Shane (deliberately provoking): I’ve heard that you’re a low-down Yankee liar.

Wilson: Prove it.

(Shane instantly reaches for his back pocket and whips out not a gun, but an iPhone. The others gather around excitedly.)

Shane: OK— let’s see— you were born in Camden, New Jersey, so that makes you a Yankee. And Camden is six feet below sea level, so that makes you low-down. Also, on your resumé you claimed to be a high school graduate, but it says here you were actually kicked out of elementary school in fourth grade for aggressive behavior, such as bringing a Colt revolver into class for "Show and Tell." So that makes you a liar.

Riker (to Wilson): You falsified your resumé? No employee of mine doctors his resumé and gets away with it. You’re fired!

Shane: Wait— there’s more. It says here that, according to the U.S. Department of the Interior's projections, the frontier as we know it will be gone by 1890. That’s just a few years from now.
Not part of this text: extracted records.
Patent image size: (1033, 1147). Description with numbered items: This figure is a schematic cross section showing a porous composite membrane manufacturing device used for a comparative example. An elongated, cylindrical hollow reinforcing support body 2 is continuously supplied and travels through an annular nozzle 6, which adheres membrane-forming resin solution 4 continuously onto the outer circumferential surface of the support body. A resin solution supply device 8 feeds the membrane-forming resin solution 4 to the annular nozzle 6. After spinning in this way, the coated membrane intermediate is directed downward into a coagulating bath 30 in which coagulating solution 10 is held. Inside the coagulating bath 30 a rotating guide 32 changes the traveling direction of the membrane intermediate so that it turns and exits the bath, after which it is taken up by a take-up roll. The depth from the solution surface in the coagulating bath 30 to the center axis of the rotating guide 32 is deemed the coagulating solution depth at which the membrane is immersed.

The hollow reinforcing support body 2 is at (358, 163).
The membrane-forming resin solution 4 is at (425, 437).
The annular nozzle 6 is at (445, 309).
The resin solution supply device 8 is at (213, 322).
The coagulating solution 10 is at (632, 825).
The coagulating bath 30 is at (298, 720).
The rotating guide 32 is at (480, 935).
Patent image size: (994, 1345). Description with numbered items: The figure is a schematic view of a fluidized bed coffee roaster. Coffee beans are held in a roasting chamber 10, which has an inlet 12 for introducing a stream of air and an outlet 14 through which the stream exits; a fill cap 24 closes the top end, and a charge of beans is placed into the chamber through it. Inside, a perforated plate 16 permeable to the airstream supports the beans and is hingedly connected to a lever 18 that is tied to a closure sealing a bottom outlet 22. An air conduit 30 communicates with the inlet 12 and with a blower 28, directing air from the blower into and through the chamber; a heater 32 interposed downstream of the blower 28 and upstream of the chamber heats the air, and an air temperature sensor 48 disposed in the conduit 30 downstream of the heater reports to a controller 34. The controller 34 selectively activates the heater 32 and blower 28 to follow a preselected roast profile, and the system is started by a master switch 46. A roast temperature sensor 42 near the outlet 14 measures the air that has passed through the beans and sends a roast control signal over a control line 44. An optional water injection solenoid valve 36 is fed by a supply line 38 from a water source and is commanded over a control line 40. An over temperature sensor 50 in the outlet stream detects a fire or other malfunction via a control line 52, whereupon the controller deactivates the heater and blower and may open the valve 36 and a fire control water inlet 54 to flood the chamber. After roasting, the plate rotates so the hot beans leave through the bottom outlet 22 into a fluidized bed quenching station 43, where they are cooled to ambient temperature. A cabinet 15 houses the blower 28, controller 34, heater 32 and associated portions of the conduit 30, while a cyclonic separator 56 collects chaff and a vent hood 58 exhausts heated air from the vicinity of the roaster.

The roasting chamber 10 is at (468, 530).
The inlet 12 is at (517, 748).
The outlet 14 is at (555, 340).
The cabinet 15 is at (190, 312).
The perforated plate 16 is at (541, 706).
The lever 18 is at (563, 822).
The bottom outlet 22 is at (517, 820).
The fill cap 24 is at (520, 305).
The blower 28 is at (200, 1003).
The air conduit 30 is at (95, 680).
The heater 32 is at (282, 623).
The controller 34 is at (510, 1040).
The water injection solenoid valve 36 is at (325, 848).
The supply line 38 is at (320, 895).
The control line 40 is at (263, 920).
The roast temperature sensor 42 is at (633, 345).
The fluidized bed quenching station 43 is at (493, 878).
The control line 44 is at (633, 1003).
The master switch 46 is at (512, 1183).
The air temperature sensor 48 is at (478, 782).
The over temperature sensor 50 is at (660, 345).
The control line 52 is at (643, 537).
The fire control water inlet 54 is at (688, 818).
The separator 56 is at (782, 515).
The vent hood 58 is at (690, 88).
Also, a study by the Department of Agriculture reports that potato farming is economically and ecologically more efficient than raising cattle for beef, which is higher in cholesterol and requires a disproportionately large investment in land for grazing and other overhead, such as the hiring of costly gunfighters. Potatoes, by contrast, are high in nutrients, heart-friendly and offer a superior return on investment. (To Riker.) So you see, your days really are over. What's more, your biography in Wikipedia says you're 52, whereas the Census Department says the average life expectancy of a frontier male is only 36. So you really have lived too long.

Riker: Not so fast, Shane. You can't write someone off just because he deviates from the mean. Read Wikipedia's article on "statistical anomalies." And what am I supposed to do with my cattle herd? I've invested my entire life in it.

Shane: Google "cattle brokers— Wyoming Territory." Better still, you can sell your herd on eBay and eliminate the middleman's commission. Then, Google "personal financial advisers" for someone to help you and your brother diversify the proceeds in order to hedge your future risk. You can also find a trust and estates lawyer who'll shelter your estate from taxes so your assets will pass intact to your children. All this without leaving your cabin.

Wilson: But what about me? I'm 28, I'm out of a job, and my trade is obsolete.

Shane: Click on Google and type in "gunfighter retraining programs— Cheyenne." The new economy offers all sorts of opportunities for fellows like you. I myself am learning Morse Code in order to operate a telegraph.

As Riker and Wilson saddle up for the long three-day ride to the nearest electronics store, the voice-over intones:

“The iPhone: A better way to settle an argument.”